どうすればそうなれるのでしょうか。それは色んな種類の人と繋がり、会話をし、自分という人間を高く買ってくれる人を周りにたくさん作ることです。人脈を作るというと薄っぺらく聞こえるかもしれませんが、高く評価しあえる仲間というのは、いつかまた縁があるものです。エンジニアは腕一本で食っていくからこそ、そのような仲間の存在が重要なのです。

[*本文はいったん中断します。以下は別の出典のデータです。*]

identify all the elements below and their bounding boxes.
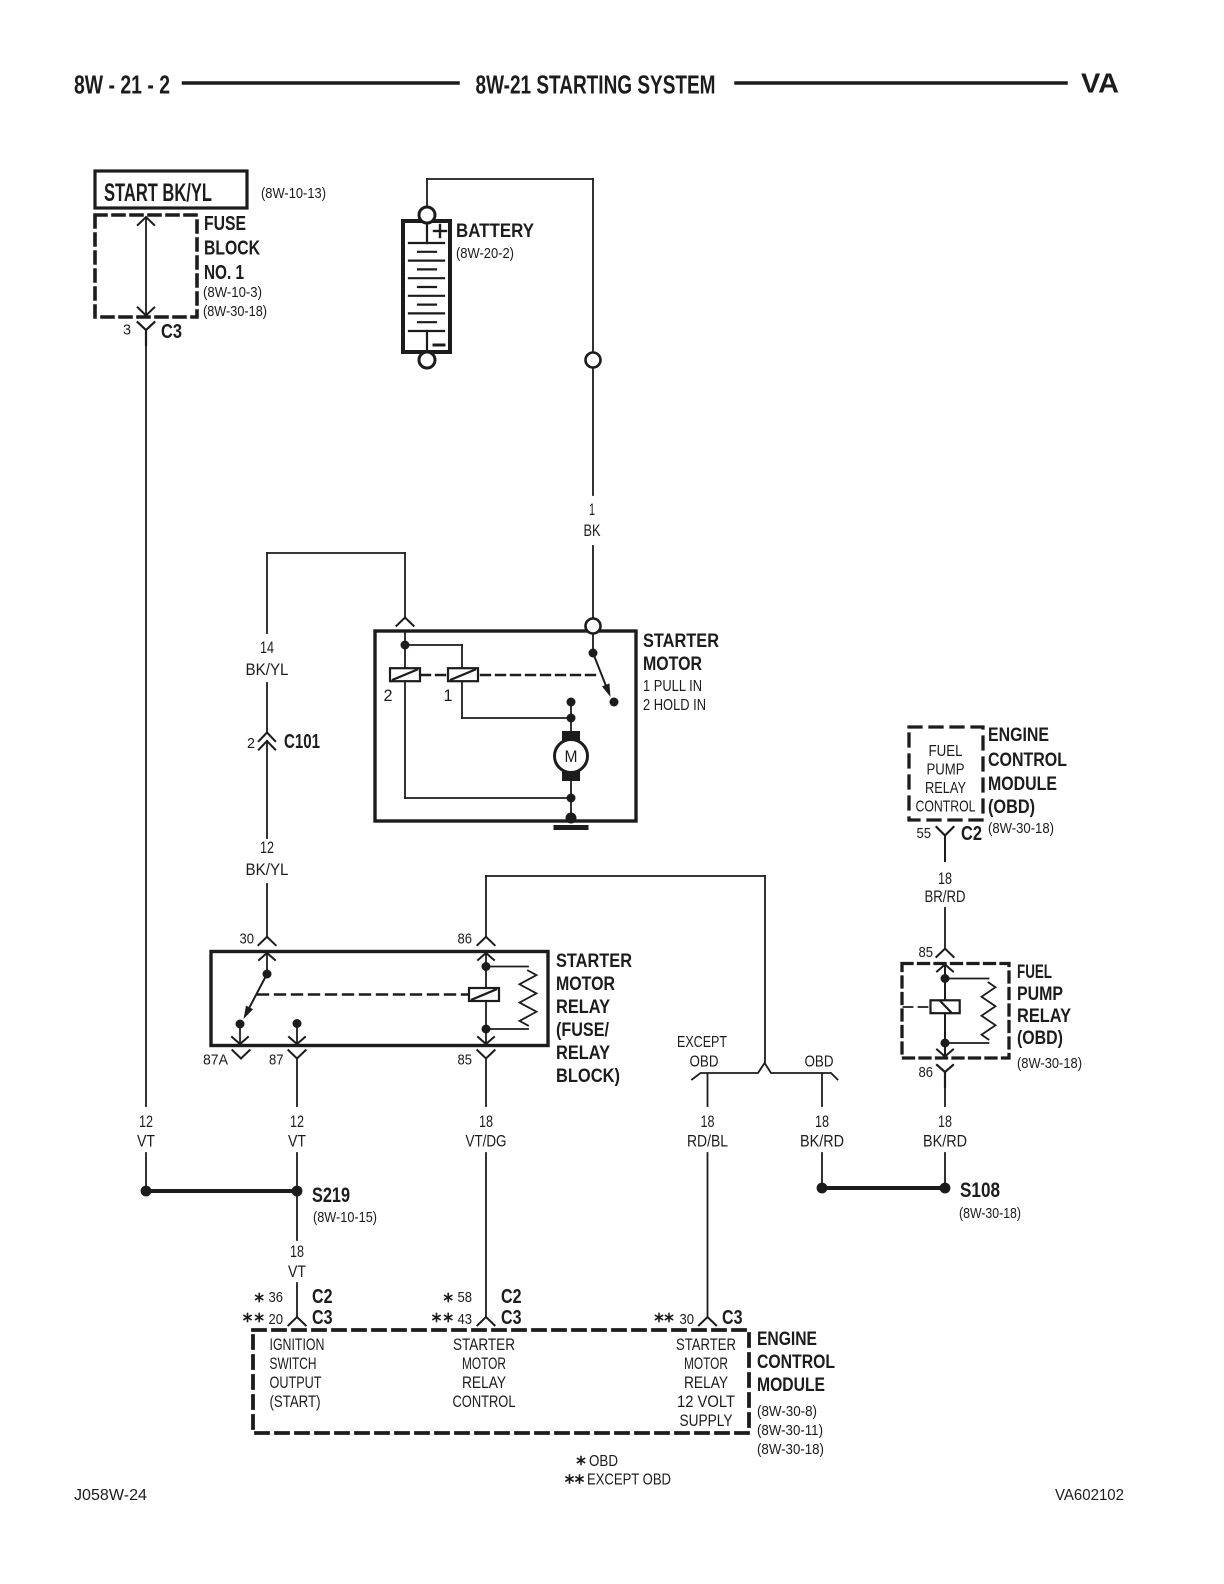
svg-text:86: 86 xyxy=(919,1065,934,1081)
svg-text:BLOCK: BLOCK xyxy=(204,238,260,260)
svg-text:C2: C2 xyxy=(961,823,982,845)
svg-text:12: 12 xyxy=(290,1113,304,1131)
svg-text:(OBD): (OBD) xyxy=(988,797,1035,818)
svg-text:C3: C3 xyxy=(501,1307,522,1329)
svg-text:(8W-30-18): (8W-30-18) xyxy=(988,820,1054,837)
svg-text:VT/DG: VT/DG xyxy=(466,1133,507,1151)
svg-text:43: 43 xyxy=(458,1312,473,1328)
svg-text:BK/RD: BK/RD xyxy=(923,1133,967,1151)
svg-text:SUPPLY: SUPPLY xyxy=(680,1412,733,1430)
svg-text:PUMP: PUMP xyxy=(927,762,965,779)
svg-text:(8W-30-18): (8W-30-18) xyxy=(959,1205,1021,1222)
svg-text:C3: C3 xyxy=(722,1307,743,1329)
svg-text:(8W-20-2): (8W-20-2) xyxy=(456,245,514,262)
svg-text:87A: 87A xyxy=(203,1053,228,1069)
svg-text:OBD: OBD xyxy=(589,1453,618,1470)
svg-text:VT: VT xyxy=(288,1263,306,1281)
svg-text:VT: VT xyxy=(288,1133,306,1151)
svg-text:FUSE: FUSE xyxy=(204,213,246,235)
svg-text:12: 12 xyxy=(260,839,274,857)
svg-text:RELAY: RELAY xyxy=(925,780,966,797)
svg-text:EXCEPT OBD: EXCEPT OBD xyxy=(587,1472,671,1489)
svg-text:(8W-30-18): (8W-30-18) xyxy=(1017,1055,1082,1072)
svg-text:OBD: OBD xyxy=(690,1054,719,1071)
svg-text:BK/YL: BK/YL xyxy=(246,661,289,679)
svg-text:FUEL: FUEL xyxy=(1017,962,1052,983)
svg-text:CONTROL: CONTROL xyxy=(988,750,1067,771)
svg-text:START BK/YL: START BK/YL xyxy=(104,179,212,207)
svg-text:36: 36 xyxy=(269,1290,284,1306)
svg-text:20: 20 xyxy=(269,1312,284,1328)
svg-text:BK/RD: BK/RD xyxy=(800,1133,844,1151)
svg-text:14: 14 xyxy=(260,639,274,657)
svg-text:ENGINE: ENGINE xyxy=(988,725,1049,746)
svg-text:CONTROL: CONTROL xyxy=(916,799,976,816)
svg-text:ENGINE: ENGINE xyxy=(757,1329,817,1350)
svg-text:(8W-30-11): (8W-30-11) xyxy=(757,1422,823,1439)
svg-text:MOTOR: MOTOR xyxy=(462,1355,506,1373)
svg-text:EXCEPT: EXCEPT xyxy=(677,1034,727,1051)
svg-text:S219: S219 xyxy=(312,1184,350,1207)
svg-text:BR/RD: BR/RD xyxy=(925,888,966,906)
svg-text:8W-21 STARTING SYSTEM: 8W-21 STARTING SYSTEM xyxy=(476,70,716,100)
svg-text:IGNITION: IGNITION xyxy=(270,1336,325,1354)
svg-text:1: 1 xyxy=(444,687,453,705)
svg-text:87: 87 xyxy=(269,1053,284,1069)
svg-text:SWITCH: SWITCH xyxy=(270,1355,317,1373)
svg-text:MOTOR: MOTOR xyxy=(684,1355,728,1373)
svg-text:30: 30 xyxy=(240,932,255,948)
svg-text:M: M xyxy=(565,747,578,766)
svg-text:85: 85 xyxy=(458,1053,473,1069)
svg-text:2 HOLD IN: 2 HOLD IN xyxy=(643,697,706,714)
svg-text:8W - 21 - 2: 8W - 21 - 2 xyxy=(74,70,170,100)
svg-text:J058W-24: J058W-24 xyxy=(74,1487,147,1504)
svg-text:VA: VA xyxy=(1081,68,1119,99)
svg-text:OBD: OBD xyxy=(805,1054,834,1071)
svg-text:OUTPUT: OUTPUT xyxy=(270,1374,322,1392)
svg-text:(START): (START) xyxy=(270,1393,321,1411)
svg-text:85: 85 xyxy=(919,945,934,961)
svg-text:(8W-10-13): (8W-10-13) xyxy=(261,185,326,202)
svg-text:(8W-30-8): (8W-30-8) xyxy=(757,1403,817,1420)
svg-text:STARTER: STARTER xyxy=(676,1336,736,1354)
svg-text:RELAY: RELAY xyxy=(556,1043,610,1064)
svg-text:86: 86 xyxy=(458,932,473,948)
svg-text:RD/BL: RD/BL xyxy=(687,1133,728,1151)
svg-text:STARTER: STARTER xyxy=(453,1336,515,1354)
svg-text:(8W-30-18): (8W-30-18) xyxy=(203,303,267,320)
svg-text:1: 1 xyxy=(589,501,595,519)
svg-text:RELAY: RELAY xyxy=(556,997,610,1018)
svg-text:C2: C2 xyxy=(501,1286,522,1308)
svg-text:18: 18 xyxy=(938,1113,952,1131)
svg-text:NO. 1: NO. 1 xyxy=(204,262,244,284)
svg-text:C3: C3 xyxy=(161,321,182,343)
svg-text:FUEL: FUEL xyxy=(929,743,963,760)
svg-text:MOTOR: MOTOR xyxy=(643,654,702,675)
svg-text:18: 18 xyxy=(479,1113,493,1131)
svg-text:55: 55 xyxy=(917,826,932,842)
svg-text:RELAY: RELAY xyxy=(462,1374,506,1392)
svg-text:S108: S108 xyxy=(960,1179,1000,1202)
svg-text:18: 18 xyxy=(815,1113,829,1131)
svg-text:STARTER: STARTER xyxy=(556,951,632,972)
svg-text:1 PULL IN: 1 PULL IN xyxy=(643,678,702,695)
svg-text:2: 2 xyxy=(247,735,255,752)
svg-text:RELAY: RELAY xyxy=(1017,1006,1071,1027)
svg-text:30: 30 xyxy=(680,1312,695,1328)
svg-text:CONTROL: CONTROL xyxy=(453,1393,516,1411)
svg-text:(8W-10-3): (8W-10-3) xyxy=(203,284,262,301)
svg-text:(FUSE/: (FUSE/ xyxy=(556,1020,610,1041)
svg-text:RELAY: RELAY xyxy=(684,1374,728,1392)
svg-text:MODULE: MODULE xyxy=(988,774,1057,795)
svg-text:(OBD): (OBD) xyxy=(1017,1028,1063,1049)
svg-text:PUMP: PUMP xyxy=(1017,984,1063,1005)
svg-text:12: 12 xyxy=(139,1113,153,1131)
svg-text:3: 3 xyxy=(123,322,131,339)
svg-text:VT: VT xyxy=(137,1133,155,1151)
svg-text:(8W-30-18): (8W-30-18) xyxy=(757,1441,824,1458)
svg-text:BK: BK xyxy=(584,522,601,540)
svg-text:MOTOR: MOTOR xyxy=(556,974,615,995)
svg-text:18: 18 xyxy=(290,1243,304,1261)
svg-text:STARTER: STARTER xyxy=(643,631,719,652)
svg-text:2: 2 xyxy=(384,687,393,705)
svg-text:18: 18 xyxy=(938,870,952,888)
svg-text:MODULE: MODULE xyxy=(757,1375,825,1396)
svg-text:C101: C101 xyxy=(284,731,320,753)
svg-text:VA602102: VA602102 xyxy=(1055,1487,1124,1504)
svg-text:BK/YL: BK/YL xyxy=(246,861,289,879)
svg-text:CONTROL: CONTROL xyxy=(757,1352,835,1373)
svg-text:C3: C3 xyxy=(312,1307,333,1329)
svg-text:58: 58 xyxy=(458,1290,473,1306)
svg-text:BLOCK): BLOCK) xyxy=(556,1066,620,1087)
svg-text:18: 18 xyxy=(701,1113,715,1131)
svg-text:(8W-10-15): (8W-10-15) xyxy=(313,1209,377,1226)
svg-text:12 VOLT: 12 VOLT xyxy=(677,1393,735,1411)
svg-text:C2: C2 xyxy=(312,1286,333,1308)
svg-text:BATTERY: BATTERY xyxy=(456,221,534,242)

また、そのような多くの人と触れ合うことで自分の価値観を広げ、自分の武器を増やし、自分の魅力を高めることが可能なのです。僕は長く黒服やバーテンなどの水商売と言われる世界で働いていましたが、そこで出会ったお客や仲間たちは、今やほとんど会うことはなくても僕の貴重な体験のもととなり、僕が今こうやって社長をやっていることのバックボーンに間違いなくなっています。エンジニアも同じ人間である以上、自分と仕事をしたいと思ってくれる人を増やすことは多くの恩恵をもたらしてくれます。スキルは掛け算です。あなたの人間的魅力を高めることはあなたのスキルの価値を掛け算で高めてくれるでしょう。

最後に

ということで、勢いで長々と稚拙な文章を書きましたがそろそろ終わりにします。僕が一度は諦めた未経験者採用を、もう一度だけ、あと1人だけ挑戦したいという気持ちに応えてくれる人。こういうのを待っていたという人のみ応募いただけたらと思います。こちらも相当の体力を注いで教育しますので、少しでも違和感のある方は最初からご遠慮ください。

それではお会いできるのを楽しみにしています。